2. An updraft-limited regime that is characterized by low w/NCN ratios (<≈10−4 m s−1 cm3), low maximum values of water vapour supersaturation (Smax<≈0.2%), and low activated fractions of aerosol particles (NCD/NCN<≈20%). In this regime NCD is directly proportional to w and practically independent of NCN.
3. An aerosol- and updraft-sensitive regime, which is characterized by parameter values in between the two other regimes and covers most of the conditions relevant for pyro-convection. In this regime NCD depends non-linearly on both NCN and w.
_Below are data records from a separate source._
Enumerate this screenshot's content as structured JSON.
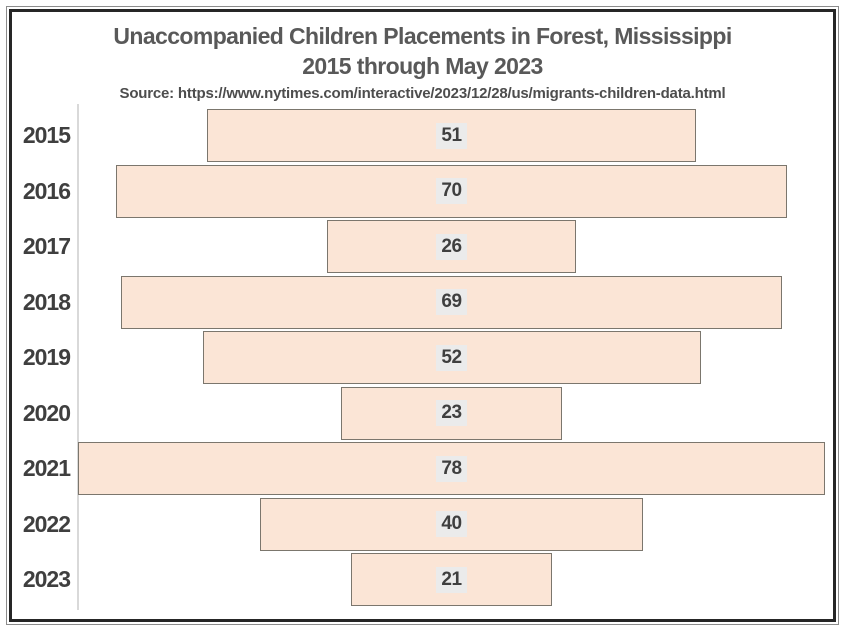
{
  "title": {
    "line1": "Unaccompanied Children Placements in Forest, Mississippi",
    "line2": "2015 through May 2023"
  },
  "source": {
    "text": "Source: https://www.nytimes.com/interactive/2023/12/28/us/migrants-children-data.html"
  },
  "chart_data": {
    "type": "bar",
    "orientation": "horizontal",
    "style": "centered-funnel",
    "title": "Unaccompanied Children Placements in Forest, Mississippi 2015 through May 2023",
    "categories": [
      "2015",
      "2016",
      "2017",
      "2018",
      "2019",
      "2020",
      "2021",
      "2022",
      "2023"
    ],
    "values": [
      51,
      70,
      26,
      69,
      52,
      23,
      78,
      40,
      21
    ],
    "xlabel": "",
    "ylabel": "",
    "xlim": [
      0,
      78
    ],
    "grid": false,
    "legend": "none",
    "data_labels": "inside-center"
  },
  "colors": {
    "bar_fill": "#fbe5d6",
    "bar_border": "#7b766d",
    "label_bg": "#ebebeb",
    "text": "#3f3f3f",
    "title_text": "#595959",
    "source_text": "#4d4d4d",
    "axis_line": "#d9d9d9",
    "border_outer": "#8c8c8c",
    "border_inner": "#262626"
  }
}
In sensitivity studies we have tested the influence of aerosol particle hygroscopicity on NCD. Within the range of effective hygroscopicity parameters that is characteristic for continental atmospheric aerosols (κ≈0.05–0.6), we found that NCD depends rather weakly on the actual value of κ. Only for aerosols with very low hygroscopicity (κ<0.05) and in the updraft-limited regime also for aerosols with higher than average hygroscopicity (κ>0.3) did the relative differential quotients (ΔNCD/NCD)/(Δκ/κ) exceed values of ~0.2, indicating that a 50% difference in κ would change NCD by more than 10%. Realistic changes in the aerosol particle size distribution had practically no effect on the aerosol-limited regime and limited influence on the aerosol- and updraft sensitive regime (ΔNCD/NCD<30%) but can have strong effects at low supersaturation in the updraft-limited regime (ΔNCD/NCD>30% at Smax<0.1%). Overall, the results of this and related studies suggest that the variability of initial cloud droplet number concentration in (pyro-)convective clouds is mostly dominated by the variability of updraft velocity and aerosol particle number concentration in the accumulation mode. Coarse mode particles and the variability of particle composition and hygroscopicity appear to be play major roles only at low supersaturation in the updraft-limited regime of CCN activation (Smax<0.2%).